With the accession of Reagan, the Red bloc—combined with Tidewater and New Netherland elites—took an axe to the New Deal. They broke unions, slashed regulations, and cut taxes on oligarchs. Workers were decimated, and over the next forty years, inequality surpassed even the levels of the Gilded Age. For its part, the Blue coalition abandoned its old values and bought into the restored neoliberal order. Bill Clinton took back the White House for the Yankee alliance, but ceded the argument to the Red one. He cut welfare benefits, promoted education as the sole path to opportunity (as opposed to social democracy), and aimed for balanced budgets. The era of Big Government, he announced, was over.
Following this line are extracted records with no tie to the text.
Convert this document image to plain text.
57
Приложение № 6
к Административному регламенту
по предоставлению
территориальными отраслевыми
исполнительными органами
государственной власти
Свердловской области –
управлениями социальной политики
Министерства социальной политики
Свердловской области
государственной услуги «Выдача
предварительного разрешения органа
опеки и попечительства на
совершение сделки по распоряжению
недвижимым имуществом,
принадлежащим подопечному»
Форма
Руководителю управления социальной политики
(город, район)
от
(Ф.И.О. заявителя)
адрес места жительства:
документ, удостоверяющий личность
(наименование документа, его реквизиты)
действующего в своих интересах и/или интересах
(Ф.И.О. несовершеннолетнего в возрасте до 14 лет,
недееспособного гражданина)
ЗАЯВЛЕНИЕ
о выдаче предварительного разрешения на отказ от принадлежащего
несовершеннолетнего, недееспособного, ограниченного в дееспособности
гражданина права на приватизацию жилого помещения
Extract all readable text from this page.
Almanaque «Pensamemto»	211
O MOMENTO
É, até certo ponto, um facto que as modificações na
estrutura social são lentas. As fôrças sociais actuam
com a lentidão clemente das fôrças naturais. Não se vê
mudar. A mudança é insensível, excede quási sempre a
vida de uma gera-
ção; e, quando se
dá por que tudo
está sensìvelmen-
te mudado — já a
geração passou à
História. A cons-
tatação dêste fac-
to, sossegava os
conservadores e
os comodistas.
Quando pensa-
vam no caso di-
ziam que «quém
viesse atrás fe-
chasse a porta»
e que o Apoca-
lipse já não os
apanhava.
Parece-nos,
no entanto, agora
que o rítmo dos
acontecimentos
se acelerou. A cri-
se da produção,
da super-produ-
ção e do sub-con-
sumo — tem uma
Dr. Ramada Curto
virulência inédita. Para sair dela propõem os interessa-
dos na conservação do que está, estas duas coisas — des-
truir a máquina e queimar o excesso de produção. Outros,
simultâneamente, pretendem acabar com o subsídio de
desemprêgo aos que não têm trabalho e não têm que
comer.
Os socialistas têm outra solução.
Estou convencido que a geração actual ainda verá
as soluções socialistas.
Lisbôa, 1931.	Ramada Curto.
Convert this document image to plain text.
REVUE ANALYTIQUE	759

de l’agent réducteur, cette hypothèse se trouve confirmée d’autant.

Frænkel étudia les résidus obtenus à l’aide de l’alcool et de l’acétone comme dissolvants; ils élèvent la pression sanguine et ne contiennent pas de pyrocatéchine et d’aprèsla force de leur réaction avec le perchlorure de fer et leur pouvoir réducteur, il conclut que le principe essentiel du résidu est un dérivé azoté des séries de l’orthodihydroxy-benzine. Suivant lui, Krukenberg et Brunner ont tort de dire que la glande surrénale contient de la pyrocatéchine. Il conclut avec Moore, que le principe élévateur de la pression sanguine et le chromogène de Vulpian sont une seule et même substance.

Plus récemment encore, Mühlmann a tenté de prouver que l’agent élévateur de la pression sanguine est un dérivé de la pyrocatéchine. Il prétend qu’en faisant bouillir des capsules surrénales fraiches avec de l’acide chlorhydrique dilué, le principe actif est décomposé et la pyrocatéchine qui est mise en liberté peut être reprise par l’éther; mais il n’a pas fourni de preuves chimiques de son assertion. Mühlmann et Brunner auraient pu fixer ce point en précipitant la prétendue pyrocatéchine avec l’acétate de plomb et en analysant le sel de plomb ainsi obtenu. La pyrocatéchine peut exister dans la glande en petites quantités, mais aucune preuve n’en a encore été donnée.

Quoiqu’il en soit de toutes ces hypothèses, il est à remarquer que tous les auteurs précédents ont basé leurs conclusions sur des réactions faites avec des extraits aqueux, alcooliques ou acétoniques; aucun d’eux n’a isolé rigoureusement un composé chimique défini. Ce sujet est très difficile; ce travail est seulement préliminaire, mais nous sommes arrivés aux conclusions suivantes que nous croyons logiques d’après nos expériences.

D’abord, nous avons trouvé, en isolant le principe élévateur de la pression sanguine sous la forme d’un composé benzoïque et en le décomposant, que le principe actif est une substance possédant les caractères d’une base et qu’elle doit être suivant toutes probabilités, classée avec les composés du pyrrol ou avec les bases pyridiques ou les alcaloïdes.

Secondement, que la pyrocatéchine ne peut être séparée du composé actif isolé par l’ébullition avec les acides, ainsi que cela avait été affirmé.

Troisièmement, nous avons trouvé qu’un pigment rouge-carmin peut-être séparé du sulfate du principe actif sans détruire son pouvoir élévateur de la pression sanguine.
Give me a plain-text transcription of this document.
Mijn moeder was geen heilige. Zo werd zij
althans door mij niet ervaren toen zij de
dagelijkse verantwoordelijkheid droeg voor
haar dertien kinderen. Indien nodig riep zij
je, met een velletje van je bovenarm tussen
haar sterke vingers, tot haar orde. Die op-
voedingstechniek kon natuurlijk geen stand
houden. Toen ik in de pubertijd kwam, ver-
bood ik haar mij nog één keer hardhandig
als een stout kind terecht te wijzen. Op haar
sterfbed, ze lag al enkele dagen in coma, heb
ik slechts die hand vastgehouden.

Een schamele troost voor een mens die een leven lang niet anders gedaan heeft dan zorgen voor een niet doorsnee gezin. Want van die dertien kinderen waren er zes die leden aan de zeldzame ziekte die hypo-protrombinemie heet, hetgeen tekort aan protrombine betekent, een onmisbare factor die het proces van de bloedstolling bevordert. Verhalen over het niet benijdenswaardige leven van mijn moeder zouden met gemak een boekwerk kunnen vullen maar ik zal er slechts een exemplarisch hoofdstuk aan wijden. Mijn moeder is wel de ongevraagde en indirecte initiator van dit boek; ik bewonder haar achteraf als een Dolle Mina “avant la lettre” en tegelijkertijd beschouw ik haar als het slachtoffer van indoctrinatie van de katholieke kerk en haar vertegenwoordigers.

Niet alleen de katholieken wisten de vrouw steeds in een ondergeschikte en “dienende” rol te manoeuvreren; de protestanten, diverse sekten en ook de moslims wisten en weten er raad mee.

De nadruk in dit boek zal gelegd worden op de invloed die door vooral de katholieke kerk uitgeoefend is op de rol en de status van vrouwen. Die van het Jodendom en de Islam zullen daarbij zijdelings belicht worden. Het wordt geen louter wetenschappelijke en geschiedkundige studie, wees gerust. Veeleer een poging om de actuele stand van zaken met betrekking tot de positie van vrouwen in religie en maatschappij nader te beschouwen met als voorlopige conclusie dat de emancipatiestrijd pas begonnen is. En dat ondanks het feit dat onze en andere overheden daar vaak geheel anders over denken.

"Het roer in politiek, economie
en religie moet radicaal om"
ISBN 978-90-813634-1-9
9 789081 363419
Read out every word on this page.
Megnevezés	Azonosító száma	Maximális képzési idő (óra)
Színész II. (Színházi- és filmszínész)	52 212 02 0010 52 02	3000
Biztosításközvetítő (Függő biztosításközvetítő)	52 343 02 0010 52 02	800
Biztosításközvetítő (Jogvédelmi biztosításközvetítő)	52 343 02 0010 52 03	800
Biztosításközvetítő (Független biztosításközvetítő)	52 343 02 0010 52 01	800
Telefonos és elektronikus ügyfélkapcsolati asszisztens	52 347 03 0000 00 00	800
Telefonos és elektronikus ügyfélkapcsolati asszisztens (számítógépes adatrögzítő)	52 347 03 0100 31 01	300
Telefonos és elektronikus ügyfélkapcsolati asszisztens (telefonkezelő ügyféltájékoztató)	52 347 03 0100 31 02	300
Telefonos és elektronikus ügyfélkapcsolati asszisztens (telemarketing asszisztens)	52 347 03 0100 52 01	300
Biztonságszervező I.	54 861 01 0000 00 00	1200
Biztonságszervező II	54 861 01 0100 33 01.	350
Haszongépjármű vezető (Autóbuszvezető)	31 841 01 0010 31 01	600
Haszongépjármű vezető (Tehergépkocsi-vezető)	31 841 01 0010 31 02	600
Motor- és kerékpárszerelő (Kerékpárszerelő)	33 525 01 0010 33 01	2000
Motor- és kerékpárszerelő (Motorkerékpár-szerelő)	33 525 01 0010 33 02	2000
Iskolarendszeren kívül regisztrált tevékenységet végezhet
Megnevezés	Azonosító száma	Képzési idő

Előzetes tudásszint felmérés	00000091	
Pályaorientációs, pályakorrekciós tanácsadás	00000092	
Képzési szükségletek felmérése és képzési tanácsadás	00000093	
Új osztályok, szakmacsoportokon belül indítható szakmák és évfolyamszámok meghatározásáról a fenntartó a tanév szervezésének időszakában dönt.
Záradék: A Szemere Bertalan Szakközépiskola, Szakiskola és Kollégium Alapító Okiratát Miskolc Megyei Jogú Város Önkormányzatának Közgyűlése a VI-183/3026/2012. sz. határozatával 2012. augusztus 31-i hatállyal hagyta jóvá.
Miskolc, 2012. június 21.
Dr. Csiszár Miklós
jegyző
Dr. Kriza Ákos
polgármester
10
Just as in the 1920s, the regnant neoliberal order juiced the economy for the upper classes and deluded the masses with a message that greed, selfishness, and individualism are good. Turbocharged by the Dot-Com bubble, the ‘90s was a party for the rich. Meanwhile, wages collapsed for the vast majority. And just as in the ‘20s, it led to catastrophe. By 2000, the Red and Blue blocs had swapped parties and sorted themselves into pure partisan alignment—almost a mirror image of the old slave state/free state divide.
In fact, they were so evenly divided that it took a ruling by the Supreme Court to determine the winner of the presidential election. In an echo of the Great War, the Tidewater neocons of George W. Bush threw the federation into military debacles in Iraq and Afghanistan that created a new disaffected generation. Come 2008, it was deja vu all over again: the bankers of New Netherland once more took the global economy off the fiscal cliff. As the world order cracked up a second time, the American nations faced their old choice: slavery or freedom. Which road would they take now?